MINNEAPOLIS – First Lady Michelle Obama singled out the University of Minnesota for praise Thursday morning during a White House meeting. The remarks came during her presentation at the College Opportunity Summit.
The White House gathering of University Presidents and business leaders was aimed at underlining the need to boost college attendance and graduations by low income Americans. President Obama told the members of the summit "only 30% of low income students enroll in college right after high school and, by their mid 20's, only 9% earn a bachelor's degree."
University of Minnesota President Eric Kahler attended the meeting and heard Mrs. Obama praise his school's four new programs to attract and retain low income students.
"Every school offers financial aid services, but listen to what the University of Minnesota is doing," Mrs.

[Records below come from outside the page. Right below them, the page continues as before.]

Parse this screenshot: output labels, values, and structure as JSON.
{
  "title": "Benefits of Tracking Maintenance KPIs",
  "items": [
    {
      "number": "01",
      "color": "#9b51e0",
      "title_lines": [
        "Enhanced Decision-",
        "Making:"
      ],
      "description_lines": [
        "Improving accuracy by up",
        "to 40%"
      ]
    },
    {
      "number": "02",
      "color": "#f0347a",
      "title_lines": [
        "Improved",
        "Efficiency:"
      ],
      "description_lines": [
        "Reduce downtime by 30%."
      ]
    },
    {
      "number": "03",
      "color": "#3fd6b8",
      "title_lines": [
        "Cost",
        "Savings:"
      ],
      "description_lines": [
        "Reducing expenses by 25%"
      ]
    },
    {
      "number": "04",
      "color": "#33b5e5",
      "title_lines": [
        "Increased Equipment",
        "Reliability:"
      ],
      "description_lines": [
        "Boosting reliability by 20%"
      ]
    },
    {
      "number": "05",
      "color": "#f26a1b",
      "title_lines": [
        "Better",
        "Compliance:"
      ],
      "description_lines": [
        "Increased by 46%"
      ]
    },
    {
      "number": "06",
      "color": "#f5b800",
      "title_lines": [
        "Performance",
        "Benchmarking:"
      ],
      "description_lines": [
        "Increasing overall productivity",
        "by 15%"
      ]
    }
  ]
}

Obama said. "They are committing to expand those services to include financial literacy programs to help students and their families manage the costs of college."
Bob McMaster, U of M Vice Provost and Dean of Undergraduate Education, said a lot of school's effort involves understanding that low income students are often the first generation of their family to attend college.
"Often, first generation students do not have the same kind of family support because their parents have not gone to college and know about how to register, how to manage money for college and some of the complications in going to college," said McMaster. "It makes a big difference if some of your family members have gone to college."
McMaster said the U of M has coupled four programs to assist low income students, including the financial literacy element. There is also a President's Emerging Scholars Program, requiring income students to attend a summer "bridge" program to ease them into the college experience.
The $300,000 program is to continue for 3 years. The U of M welcomes about 1100 Pell Grant students each year. McMaster said the financial aid at the University is strong.
"If you put together the Pell grants that come from the federal government that max out at about $5,700, the state grant that maxes out at about $3,500 and our U of M Promise that maxes out at about $4,000, that really covers tuition and fees for very low income kids, kids that have zero expected family contributions."